Она подошла к нему. Он, по обычаю, перекрестил ее: она поцеловала его большую белую руку. И они разошлись.
В этот же вечер в квартире, сдававшейся известной Марьей Яковлевной рабочим с папиросной фабрики, шли также разговоры о завтрашнем гулянье. В квартире Емельяна Ягоднова сидели зашедшие к нему товарищи и сговаривались, когда выходить.
— В пору уж и не ложиться, а то, того гляди, проспишь, — говорил Яша, веселый малый, живший за перегородкой.
— Отчего не поспать, — отвечал Емельян. — С зарей выйдем. Так и ребята сказывали.
— Ну, спать так спать. Только уж ты, Семеныч, разбуди, коли что.
Семеныч Емельян обещал и сам достал из стола шелковые нитки, подвинул к себе лампу и занялся пришивкой оторванной пуговицы к летнему пальто.

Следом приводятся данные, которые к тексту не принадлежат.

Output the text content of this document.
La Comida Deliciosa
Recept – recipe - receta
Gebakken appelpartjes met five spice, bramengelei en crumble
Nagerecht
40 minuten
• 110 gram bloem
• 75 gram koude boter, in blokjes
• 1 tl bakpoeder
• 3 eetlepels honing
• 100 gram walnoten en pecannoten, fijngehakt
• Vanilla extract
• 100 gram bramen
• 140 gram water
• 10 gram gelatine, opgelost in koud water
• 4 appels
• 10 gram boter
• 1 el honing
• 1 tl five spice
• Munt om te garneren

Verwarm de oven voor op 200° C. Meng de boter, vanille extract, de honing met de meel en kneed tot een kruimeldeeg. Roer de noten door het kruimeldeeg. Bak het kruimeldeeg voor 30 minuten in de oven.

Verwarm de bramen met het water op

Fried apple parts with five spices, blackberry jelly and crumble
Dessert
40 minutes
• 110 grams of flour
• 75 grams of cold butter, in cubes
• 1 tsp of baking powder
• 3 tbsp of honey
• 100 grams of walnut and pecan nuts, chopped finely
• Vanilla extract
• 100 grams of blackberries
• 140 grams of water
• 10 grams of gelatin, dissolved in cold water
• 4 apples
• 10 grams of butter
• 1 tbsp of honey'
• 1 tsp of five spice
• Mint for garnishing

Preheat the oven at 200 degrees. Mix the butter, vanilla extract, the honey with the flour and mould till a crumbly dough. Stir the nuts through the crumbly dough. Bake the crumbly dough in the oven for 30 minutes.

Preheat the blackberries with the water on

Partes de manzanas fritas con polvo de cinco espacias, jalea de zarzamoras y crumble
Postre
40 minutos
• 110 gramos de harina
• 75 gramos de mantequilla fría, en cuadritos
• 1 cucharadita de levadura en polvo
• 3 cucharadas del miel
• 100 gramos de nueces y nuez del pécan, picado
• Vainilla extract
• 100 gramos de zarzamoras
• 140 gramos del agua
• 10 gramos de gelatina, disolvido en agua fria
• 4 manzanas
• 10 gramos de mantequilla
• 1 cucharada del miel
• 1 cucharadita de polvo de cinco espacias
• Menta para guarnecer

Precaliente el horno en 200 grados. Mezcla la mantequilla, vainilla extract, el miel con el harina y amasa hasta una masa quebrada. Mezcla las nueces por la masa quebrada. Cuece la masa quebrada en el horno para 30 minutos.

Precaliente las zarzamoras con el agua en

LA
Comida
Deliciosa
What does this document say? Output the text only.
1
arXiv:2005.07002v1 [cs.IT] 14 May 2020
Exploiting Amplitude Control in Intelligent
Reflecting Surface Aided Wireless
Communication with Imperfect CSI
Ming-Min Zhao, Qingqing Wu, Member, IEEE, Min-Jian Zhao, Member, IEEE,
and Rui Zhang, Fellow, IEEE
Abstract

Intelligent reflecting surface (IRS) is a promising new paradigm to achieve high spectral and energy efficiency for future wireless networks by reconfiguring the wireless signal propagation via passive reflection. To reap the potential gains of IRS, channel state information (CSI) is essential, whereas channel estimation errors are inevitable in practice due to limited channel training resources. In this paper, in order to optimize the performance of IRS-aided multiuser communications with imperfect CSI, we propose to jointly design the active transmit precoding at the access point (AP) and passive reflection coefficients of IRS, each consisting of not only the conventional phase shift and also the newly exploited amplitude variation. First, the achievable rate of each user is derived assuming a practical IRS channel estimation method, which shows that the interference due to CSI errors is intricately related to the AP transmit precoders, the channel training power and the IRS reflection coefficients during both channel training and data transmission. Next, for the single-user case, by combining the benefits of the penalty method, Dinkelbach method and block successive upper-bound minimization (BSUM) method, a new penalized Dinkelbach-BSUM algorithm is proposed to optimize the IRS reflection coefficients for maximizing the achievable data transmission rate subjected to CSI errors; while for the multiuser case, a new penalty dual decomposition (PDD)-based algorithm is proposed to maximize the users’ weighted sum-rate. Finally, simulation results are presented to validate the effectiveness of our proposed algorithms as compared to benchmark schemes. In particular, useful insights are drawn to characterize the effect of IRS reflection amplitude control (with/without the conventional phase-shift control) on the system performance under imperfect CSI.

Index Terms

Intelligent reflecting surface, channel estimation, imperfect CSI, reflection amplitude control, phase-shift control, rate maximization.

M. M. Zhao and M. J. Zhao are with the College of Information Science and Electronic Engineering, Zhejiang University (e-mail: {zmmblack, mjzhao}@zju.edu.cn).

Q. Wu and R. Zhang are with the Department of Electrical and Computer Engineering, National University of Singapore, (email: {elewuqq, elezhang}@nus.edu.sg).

Окончив дело, приготовил лучшую одежу, выложив на лавку, вычистил сапоги, потом помолился, прочтя несколько молитв: «отче», «богородицу», значения которых он не понимал да и никогда не интересовался, и, сняв сапоги и портки, лег на примятый тюфячок скрипучей кровати.
«Отчего же? — думал он. — Бывает же людям счастье. Може, и точно попанется выигрышный билет. (Среди народа был слух, что, кроме подарков, будут раздавать еще и выигрышные билеты.) Уж что там десять тысяч. Хушь бы пятьсот рублей. То-то бы наделал делов: старикам бы послал, жену бы с места снял. А то какая жизнь врозь. Часы бы настоящие купил. Шубу бы себе и ей сделал. А то бьешься, бьешься — и все из нужды не выбьешься». И вот стало ему представляться, как он с женой идет по Александровскому саду, а тот самый городовой, что летось его забрал за то, что он пьяный ругался, что этот городовой уж не городовой, а генерал, и генерал этот ему смеется и зовет в трактир орган слушать. И орган играет, и играет точно как часы бьют. И Семеныч просыпается и слышит, что часы шипят и бьют, и хозяйка, Марья
Яковлевна, за дверью кашляет, а в окне уже не так темно, как было вчера.
«Как бы не проспать».
Емельян встает, идет босыми ногами за перегородку, будит Яшу, одевается, маслит голову, причесывается, глядит в разбитое зеркальце.
«Ничего, хорошо. За то и девки любят. Да не хочу баловаться…»
Идет к хозяйке. Как вчера уговорено, берет в мешочек пирога, два яйца, ветчины, полбутылки водки, и, чуть занимается заря, они с Яшей выходят со двора и идут к Петровскому парку. Они не одни. И впереди идут, и сзади догоняют, и со всех сторон выходят и сходятся и мужчины, и женщины, и дети, все веселые и нарядные, на одну и ту же дорогу.
И вот дошли до Ходынского поля. А тут уж народ по всему полю чернеет. И из разных мест дым идет. Заря была холодная, и люди раздобываются сучьев, поленьев и раздувают костры.
Сошелся Емельян с товарищами, тоже костер развели, сели, достали закуску, вино. А тут и солнце взошло, чистое, ясное. И весело стало. Играют песни, болтают, шутят, смеются, всему радуются, радости ожидают. Выпил Емельян с товарищами, закурил, и еще веселей стало.
Все были нарядны, но и среди нарядных рабочих и их жен заметны были богачи и купцы с женами и детьми, которые попадались промеж народа. Так заметна была Рина Голицына, когда она, радостная, сияющая от мысли, что она добилась своего и с народом, среди народа, празднует восшествие на престол обожаемого народом царя, ходила с братом Алеком между кострами.